White House communications director Dan Pfieffer released a statement explaining the appointment as one that will “strengthen oversight and accountability in order to protect millions of families across the nation,” and defends the move on the grounds that “the Constitution gives the President the authority to make temporary recess appointments to fill vacant positions when the Senate is in recess, a power all recent Presidents have exercised.”
But as the 2012 presidential race continues to accelerate, Obama’s move to install Cordray at the CFPB is bound to incite charged political responses. The Republican Speaker of the House, John Boehner, released a statement saying “This is an extraordinary and entirely unprecedented power grab by President. . . This position had not been filled for one reason: the agency it heads is bad for jobs and bad for the economy.” Senate Minority Leader Mitch McConnell echoed that sentiment in his own statement, saying “The CFPB is poised to be one of the least accountable and most powerful agencies in Washington. Created by the deeply flawed Dodd-Frank law, it is subject to none of the checks that independent agencies normally operate under, and will have an unprecedented reach and control over individual consumer decisions.”
And Reuters reports that the U.S. Chamber of Commerce “would not dismiss the option of a suit challenging President Obama’s recess appointment of Richard Cordray to head the new consumer agency.”
But the political calculus could also work in Obama’s favor. In The Atlantic, James Warren calls the move “smart and necessary,” and goes on to say:
. . . we really do need some coordinated oversight of lending practices and financial products involving consumers.

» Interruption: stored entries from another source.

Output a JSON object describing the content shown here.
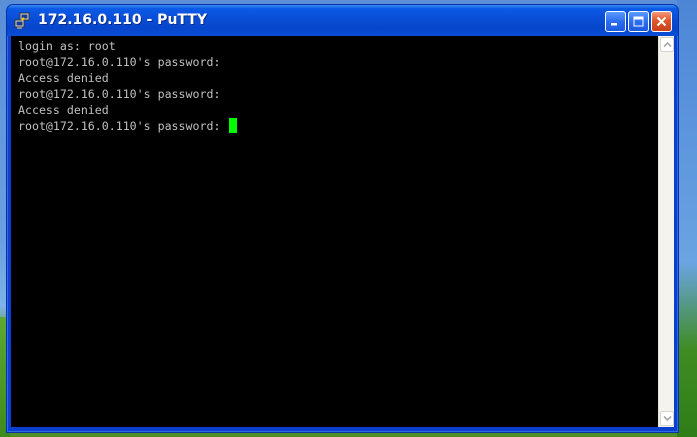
{
  "window": {
    "title": "172.16.0.110 - PuTTY",
    "app_icon": "putty-terminal-icon",
    "controls": {
      "minimize": "minimize-icon",
      "maximize": "maximize-icon",
      "close": "close-icon"
    }
  },
  "terminal": {
    "background": "#000000",
    "text_color": "#c0c0c0",
    "cursor_color": "#00ff00",
    "lines": [
      "login as: root",
      "root@172.16.0.110's password:",
      "Access denied",
      "root@172.16.0.110's password:",
      "Access denied",
      "root@172.16.0.110's password: "
    ]
  },
  "scrollbar": {
    "up_icon": "chevron-up-icon",
    "down_icon": "chevron-down-icon"
  }
}
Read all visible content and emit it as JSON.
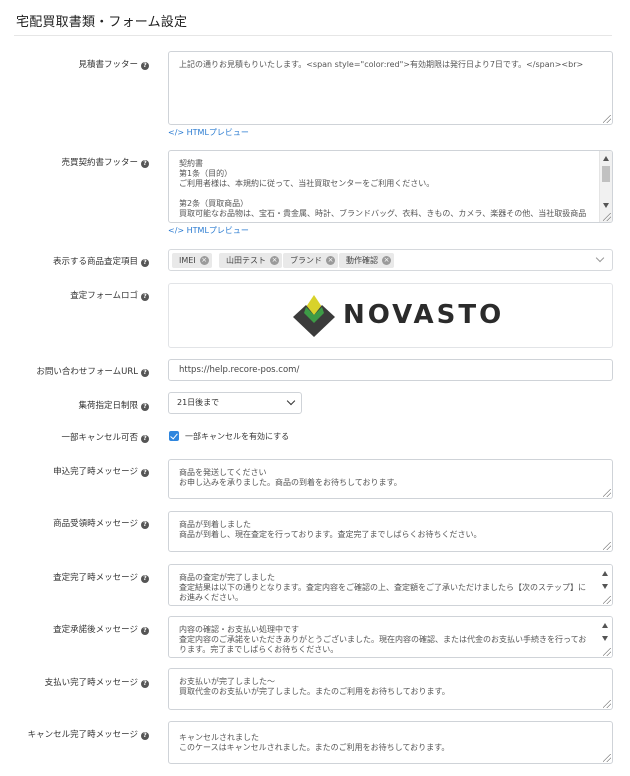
{
  "page": {
    "title": "宅配買取書類・フォーム設定"
  },
  "form": {
    "estimate_footer": {
      "label": "見積書フッター",
      "value": "上記の通りお見積もりいたします。<span style=\"color:red\">有効期限は発行日より7日です。</span><br>",
      "preview_link": "</> HTMLプレビュー"
    },
    "contract_footer": {
      "label": "売買契約書フッター",
      "lines": [
        "契約書",
        "第1条（目的）",
        "ご利用者様は、本規約に従って、当社買取センターをご利用ください。",
        "",
        "第2条（買取商品）",
        "買取可能なお品物は、宝石・貴金属、時計、ブランドバッグ、衣料、きもの、カメラ、楽器その他、当社取扱商品"
      ],
      "preview_link": "</> HTMLプレビュー"
    },
    "display_items": {
      "label": "表示する商品査定項目",
      "tags": [
        "IMEI",
        "山田テスト",
        "ブランド",
        "動作確認"
      ]
    },
    "form_logo": {
      "label": "査定フォームロゴ",
      "logo_text": "NOVASTO"
    },
    "contact_url": {
      "label": "お問い合わせフォームURL",
      "value": "https://help.recore-pos.com/"
    },
    "pickup_limit": {
      "label": "集荷指定日制限",
      "selected": "21日後まで"
    },
    "partial_cancel": {
      "label": "一部キャンセル可否",
      "checkbox_label": "一部キャンセルを有効にする",
      "checked": true
    },
    "messages": [
      {
        "key": "apply_done",
        "label": "申込完了時メッセージ",
        "lines": [
          "商品を発送してください",
          "お申し込みを承りました。商品の到着をお待ちしております。"
        ],
        "scroll": false
      },
      {
        "key": "received",
        "label": "商品受領時メッセージ",
        "lines": [
          "商品が到着しました",
          "商品が到着し、現在査定を行っております。査定完了までしばらくお待ちください。"
        ],
        "scroll": false
      },
      {
        "key": "assess_done",
        "label": "査定完了時メッセージ",
        "lines": [
          "商品の査定が完了しました",
          "査定結果は以下の通りとなります。査定内容をご確認の上、査定額をご了承いただけましたら【次のステップ】にお進みください。"
        ],
        "scroll": true
      },
      {
        "key": "approved",
        "label": "査定承諾後メッセージ",
        "lines": [
          "内容の確認・お支払い処理中です",
          "査定内容のご承諾をいただきありがとうございました。現在内容の確認、または代金のお支払い手続きを行っております。完了までしばらくお待ちください。"
        ],
        "scroll": true
      },
      {
        "key": "paid",
        "label": "支払い完了時メッセージ",
        "lines": [
          "お支払いが完了しました〜",
          "買取代金のお支払いが完了しました。またのご利用をお待ちしております。"
        ],
        "scroll": false
      },
      {
        "key": "cancel",
        "label": "キャンセル完了時メッセージ",
        "lines": [
          "キャンセルされました",
          "このケースはキャンセルされました。またのご利用をお待ちしております。"
        ],
        "scroll": false
      }
    ]
  },
  "colors": {
    "accent": "#2f86de",
    "link": "#2a7bd1",
    "logo_green": "#3d9b46",
    "logo_yellow": "#d8d22a",
    "logo_dark": "#3b3b3b"
  }
}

Creating the agency was quite a feat, especially given decades of bureaucratic drift that left multiple agencies feeling empowered to monitor bits and pieces of our consumer lives, albeit in often half-hearted and unfocused ways.
It’s basic civics, but one of the more important things that a regulatory agency does—especially a financial regulator—involves supervision. It means having federal personnel inside financial institutions.
But in a Dodd-Frank quirk, the law splits the basic supervisory authority. One year after enactment, the agency could begin supervising banks. But it could not begin supervising non-financial institutions until after it had a permanent director.
That’s why Cordray is really important.
Cordray, a onetime Jeopardy! champion, was the second CFPB hopeful to be rejected by Congress, and his predecessor—former Harvard professor and current Democratic candidate for the U.S. Senate Elizabeth Warren—had good things to say about Cordray’s appointment. The Associated Press reports that “Warren called Cordray an ‘exceptional choice’ to lead the Consumer Financial Protection Bureau” and “criticized Republicans for trying to block Cordray’s appointment, saying they were frustrating efforts to hold large banks accountable for bringing the nation’s economy to its knees.”